Tradisi Nathni Utarna, Bercinta Saat Menginjak Pubertas (Part III)

Fimela diperbarui 04 Des 2013, 21:34 WIB

Ketika sebuah ritual atau ajaran agama dengan satu tradisi mulai sulit dibedakan, bagaimana seharusnya hal ini ditindak lanjuti? Tradisi Nathni Utarna, budaya yang ada dalam masyarakat India, agaknya sudah sedikit bergeser dari sisi kemanusiaan, ataukah memang begitu adanya?

Setelah ditelusuri lebih jauh lagi oleh bloomberg.com, seorang wanita yang masuk pada kasta Bedia tidak memiliki opsi lain selain menjadi pelayan para laki-laki.

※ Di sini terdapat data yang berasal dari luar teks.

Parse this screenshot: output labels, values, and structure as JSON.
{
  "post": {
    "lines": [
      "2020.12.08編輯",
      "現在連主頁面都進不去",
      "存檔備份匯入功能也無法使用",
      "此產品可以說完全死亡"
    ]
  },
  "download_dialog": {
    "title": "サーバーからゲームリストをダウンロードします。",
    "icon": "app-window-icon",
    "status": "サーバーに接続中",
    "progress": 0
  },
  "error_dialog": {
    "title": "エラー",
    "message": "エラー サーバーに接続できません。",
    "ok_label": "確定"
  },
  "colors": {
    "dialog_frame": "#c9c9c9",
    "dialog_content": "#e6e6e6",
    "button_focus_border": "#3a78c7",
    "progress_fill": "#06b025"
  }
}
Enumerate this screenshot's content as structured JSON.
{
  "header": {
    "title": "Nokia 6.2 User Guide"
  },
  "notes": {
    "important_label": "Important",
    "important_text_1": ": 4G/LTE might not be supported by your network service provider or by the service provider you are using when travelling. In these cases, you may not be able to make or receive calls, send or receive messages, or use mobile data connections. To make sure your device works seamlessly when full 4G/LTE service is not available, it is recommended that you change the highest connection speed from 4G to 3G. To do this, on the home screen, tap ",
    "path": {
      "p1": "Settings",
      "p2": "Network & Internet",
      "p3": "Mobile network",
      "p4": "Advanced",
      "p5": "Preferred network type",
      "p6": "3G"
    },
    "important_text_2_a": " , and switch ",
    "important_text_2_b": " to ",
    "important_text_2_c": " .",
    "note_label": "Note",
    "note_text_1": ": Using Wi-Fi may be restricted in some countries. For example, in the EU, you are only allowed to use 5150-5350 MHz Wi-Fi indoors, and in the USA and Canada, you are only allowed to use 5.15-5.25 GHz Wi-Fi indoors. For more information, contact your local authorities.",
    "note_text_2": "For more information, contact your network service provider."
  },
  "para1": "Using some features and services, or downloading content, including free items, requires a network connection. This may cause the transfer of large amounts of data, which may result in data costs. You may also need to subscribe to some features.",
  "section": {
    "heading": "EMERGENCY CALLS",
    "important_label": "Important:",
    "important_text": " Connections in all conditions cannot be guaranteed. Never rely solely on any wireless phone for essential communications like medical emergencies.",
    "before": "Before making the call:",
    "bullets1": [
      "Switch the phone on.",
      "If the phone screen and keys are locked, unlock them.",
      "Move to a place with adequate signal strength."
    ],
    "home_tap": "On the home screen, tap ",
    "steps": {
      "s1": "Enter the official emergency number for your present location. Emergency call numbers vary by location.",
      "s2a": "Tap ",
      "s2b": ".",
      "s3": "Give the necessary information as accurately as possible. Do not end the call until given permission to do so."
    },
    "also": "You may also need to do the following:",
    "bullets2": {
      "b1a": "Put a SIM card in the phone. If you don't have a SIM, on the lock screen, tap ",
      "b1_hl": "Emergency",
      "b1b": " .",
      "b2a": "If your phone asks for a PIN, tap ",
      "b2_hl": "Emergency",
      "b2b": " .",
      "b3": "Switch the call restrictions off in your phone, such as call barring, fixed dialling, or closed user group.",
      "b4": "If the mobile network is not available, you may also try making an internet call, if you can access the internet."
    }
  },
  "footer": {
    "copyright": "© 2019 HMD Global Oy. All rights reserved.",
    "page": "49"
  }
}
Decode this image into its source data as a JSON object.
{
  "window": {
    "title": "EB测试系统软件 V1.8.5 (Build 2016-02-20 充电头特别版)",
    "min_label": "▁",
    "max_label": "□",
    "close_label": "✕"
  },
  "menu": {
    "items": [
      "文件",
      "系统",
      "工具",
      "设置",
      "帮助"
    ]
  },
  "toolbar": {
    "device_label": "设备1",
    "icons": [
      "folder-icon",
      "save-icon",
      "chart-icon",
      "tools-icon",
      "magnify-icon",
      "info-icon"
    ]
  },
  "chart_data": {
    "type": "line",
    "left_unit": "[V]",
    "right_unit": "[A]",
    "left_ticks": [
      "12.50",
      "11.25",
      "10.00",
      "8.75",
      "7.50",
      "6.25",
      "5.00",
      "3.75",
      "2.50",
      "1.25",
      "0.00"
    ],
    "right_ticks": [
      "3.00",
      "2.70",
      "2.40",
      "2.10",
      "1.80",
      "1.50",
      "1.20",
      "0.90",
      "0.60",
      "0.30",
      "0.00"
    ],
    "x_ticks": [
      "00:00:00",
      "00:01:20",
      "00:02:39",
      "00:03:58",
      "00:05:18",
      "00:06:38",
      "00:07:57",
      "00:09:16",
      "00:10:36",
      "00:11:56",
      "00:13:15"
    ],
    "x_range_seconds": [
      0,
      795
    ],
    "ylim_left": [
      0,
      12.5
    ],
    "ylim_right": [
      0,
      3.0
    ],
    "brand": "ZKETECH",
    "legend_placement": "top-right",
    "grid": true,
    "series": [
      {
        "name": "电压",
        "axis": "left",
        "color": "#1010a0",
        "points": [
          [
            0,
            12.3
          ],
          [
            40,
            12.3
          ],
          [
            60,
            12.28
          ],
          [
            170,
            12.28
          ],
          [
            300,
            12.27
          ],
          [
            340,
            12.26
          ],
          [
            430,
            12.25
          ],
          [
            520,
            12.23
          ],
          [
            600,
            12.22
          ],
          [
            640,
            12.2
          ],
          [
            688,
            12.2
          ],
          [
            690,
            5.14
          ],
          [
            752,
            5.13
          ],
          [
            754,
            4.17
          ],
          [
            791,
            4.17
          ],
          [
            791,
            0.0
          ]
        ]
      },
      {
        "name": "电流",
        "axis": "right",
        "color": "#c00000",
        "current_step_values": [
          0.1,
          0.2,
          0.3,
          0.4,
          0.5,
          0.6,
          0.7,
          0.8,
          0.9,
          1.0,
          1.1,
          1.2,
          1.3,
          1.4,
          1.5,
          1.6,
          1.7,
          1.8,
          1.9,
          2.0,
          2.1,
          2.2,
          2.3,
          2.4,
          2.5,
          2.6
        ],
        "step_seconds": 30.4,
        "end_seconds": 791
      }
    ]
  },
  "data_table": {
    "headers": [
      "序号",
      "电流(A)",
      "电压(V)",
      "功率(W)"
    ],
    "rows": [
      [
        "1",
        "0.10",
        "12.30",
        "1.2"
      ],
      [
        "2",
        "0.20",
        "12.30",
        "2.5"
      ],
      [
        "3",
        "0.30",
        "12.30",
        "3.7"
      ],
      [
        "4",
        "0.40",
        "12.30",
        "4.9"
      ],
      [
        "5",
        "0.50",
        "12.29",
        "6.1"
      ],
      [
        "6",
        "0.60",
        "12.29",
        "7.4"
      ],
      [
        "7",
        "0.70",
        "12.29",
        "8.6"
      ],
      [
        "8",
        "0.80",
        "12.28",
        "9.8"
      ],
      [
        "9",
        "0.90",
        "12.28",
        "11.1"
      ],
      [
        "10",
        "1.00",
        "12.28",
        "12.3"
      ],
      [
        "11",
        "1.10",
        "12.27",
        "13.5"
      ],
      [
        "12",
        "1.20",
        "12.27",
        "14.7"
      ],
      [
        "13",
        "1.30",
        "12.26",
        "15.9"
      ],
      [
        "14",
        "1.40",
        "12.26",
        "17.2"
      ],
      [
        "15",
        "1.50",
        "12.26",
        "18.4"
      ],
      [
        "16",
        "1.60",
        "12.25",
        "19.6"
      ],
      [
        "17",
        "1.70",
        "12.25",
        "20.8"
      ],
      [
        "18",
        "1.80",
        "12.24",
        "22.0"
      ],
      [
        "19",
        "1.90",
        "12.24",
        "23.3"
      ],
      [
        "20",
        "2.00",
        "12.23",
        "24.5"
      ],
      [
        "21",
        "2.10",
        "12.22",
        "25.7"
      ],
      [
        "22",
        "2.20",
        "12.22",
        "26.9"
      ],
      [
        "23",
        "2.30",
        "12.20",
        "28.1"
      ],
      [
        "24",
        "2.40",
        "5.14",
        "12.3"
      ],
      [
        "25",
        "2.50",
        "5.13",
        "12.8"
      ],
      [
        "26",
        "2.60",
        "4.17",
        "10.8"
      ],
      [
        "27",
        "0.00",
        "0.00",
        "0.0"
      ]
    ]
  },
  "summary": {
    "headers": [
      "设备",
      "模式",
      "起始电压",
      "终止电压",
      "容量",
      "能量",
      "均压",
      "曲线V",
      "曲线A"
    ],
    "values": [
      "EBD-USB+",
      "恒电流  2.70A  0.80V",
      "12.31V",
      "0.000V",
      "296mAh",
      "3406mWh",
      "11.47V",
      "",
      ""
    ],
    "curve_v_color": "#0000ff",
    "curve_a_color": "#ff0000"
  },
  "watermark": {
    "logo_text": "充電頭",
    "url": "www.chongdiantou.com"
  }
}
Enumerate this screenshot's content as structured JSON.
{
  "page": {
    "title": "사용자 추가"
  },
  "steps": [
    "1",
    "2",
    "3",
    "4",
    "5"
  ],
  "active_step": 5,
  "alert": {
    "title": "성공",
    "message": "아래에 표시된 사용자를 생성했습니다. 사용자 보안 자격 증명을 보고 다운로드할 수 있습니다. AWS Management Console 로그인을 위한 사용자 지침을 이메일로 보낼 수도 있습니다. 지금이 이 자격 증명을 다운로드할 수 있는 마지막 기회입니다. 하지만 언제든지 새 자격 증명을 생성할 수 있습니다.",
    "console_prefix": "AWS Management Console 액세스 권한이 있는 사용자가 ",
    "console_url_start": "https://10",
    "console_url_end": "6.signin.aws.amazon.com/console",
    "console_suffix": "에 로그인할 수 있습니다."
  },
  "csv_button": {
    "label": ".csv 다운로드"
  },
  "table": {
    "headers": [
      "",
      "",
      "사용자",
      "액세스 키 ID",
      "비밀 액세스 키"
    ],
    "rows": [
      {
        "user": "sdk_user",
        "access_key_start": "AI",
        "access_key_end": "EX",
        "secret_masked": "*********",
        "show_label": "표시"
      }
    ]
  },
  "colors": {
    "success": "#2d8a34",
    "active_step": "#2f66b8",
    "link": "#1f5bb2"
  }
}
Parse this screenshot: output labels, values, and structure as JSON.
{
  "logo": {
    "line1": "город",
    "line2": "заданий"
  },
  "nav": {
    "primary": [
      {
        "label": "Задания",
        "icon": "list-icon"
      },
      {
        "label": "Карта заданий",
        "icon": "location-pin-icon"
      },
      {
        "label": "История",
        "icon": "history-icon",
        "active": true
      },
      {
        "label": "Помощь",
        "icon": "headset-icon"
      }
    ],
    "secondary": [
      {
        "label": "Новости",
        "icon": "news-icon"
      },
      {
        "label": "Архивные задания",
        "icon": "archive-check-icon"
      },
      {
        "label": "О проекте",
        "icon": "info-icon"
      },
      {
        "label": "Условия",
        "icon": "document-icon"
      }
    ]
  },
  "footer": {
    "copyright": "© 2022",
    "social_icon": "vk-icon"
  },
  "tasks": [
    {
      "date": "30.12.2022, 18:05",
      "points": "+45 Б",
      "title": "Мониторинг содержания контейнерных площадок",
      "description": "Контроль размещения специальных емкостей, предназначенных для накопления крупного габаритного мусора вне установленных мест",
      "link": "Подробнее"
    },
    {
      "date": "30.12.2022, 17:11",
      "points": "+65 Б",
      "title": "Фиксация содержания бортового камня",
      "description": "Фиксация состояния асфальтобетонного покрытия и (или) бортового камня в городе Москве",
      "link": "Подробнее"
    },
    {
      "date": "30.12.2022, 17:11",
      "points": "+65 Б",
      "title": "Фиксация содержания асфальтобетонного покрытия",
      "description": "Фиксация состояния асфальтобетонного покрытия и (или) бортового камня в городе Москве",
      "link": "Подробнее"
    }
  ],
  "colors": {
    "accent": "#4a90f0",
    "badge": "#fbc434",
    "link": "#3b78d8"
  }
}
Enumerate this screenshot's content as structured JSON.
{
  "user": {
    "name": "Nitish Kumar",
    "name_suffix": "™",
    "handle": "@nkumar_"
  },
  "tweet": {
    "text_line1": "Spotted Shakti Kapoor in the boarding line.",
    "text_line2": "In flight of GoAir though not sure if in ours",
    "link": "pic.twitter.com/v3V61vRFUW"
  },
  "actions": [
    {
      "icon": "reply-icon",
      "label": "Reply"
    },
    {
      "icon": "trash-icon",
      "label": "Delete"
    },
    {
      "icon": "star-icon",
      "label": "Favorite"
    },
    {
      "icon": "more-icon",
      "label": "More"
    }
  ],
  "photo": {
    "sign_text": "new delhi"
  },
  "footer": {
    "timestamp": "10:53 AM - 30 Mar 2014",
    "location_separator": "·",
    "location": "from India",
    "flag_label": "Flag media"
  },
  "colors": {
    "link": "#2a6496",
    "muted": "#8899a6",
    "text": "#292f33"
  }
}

Lebih jauh lagi, ketika mereka sudah mulai “aktif” menggeluti profesi tersebut, wanita-wanita itu dianggap seperti sampah oleh masyarakat.

Selain harus bekerja sebagai pelacur (yakni, persembahan kepada Tuhan), wanita-wanita itu harus menerima cemooh dari masyarakat sekitar dan tidak boleh menikahi orang dari kasta manapun. Ini membuat mereka sadar bahwa hanya saat itu saja, saat belum mengalami pubertas dan menggeluti dunia tersebut, ia memiliki hak dan kebebasan.

Bagaimana mungkin wanita-wanita itu memiliki kebebasan? Kalau memang mereka sudah diarahkan untuk dipersembahkan kepada Tuhan, sebagai pekerja seks komersial (bahasa modern). Sekitar 20,000 wanita dari masyarakat Bedia telah diperlakukan seperti bukan bagian dari masyarakat itu sendiri.

Bagi para pria, tradisi ini mungkin tidak akan berpengaruh banyak karena mereka tidak berada diposisi layaknya wanita, bisa menikahi orang dari luar kasta, dan sepenuhnya memiliki hak untuk menjual istrinya sebagai PSK. Pastinya, para suami juga sebagai ayah lebih memilih keturunan perempuan daripada laki-laki karena kelak anak perempuan itu bisa menjadi tulang punggung keluarga.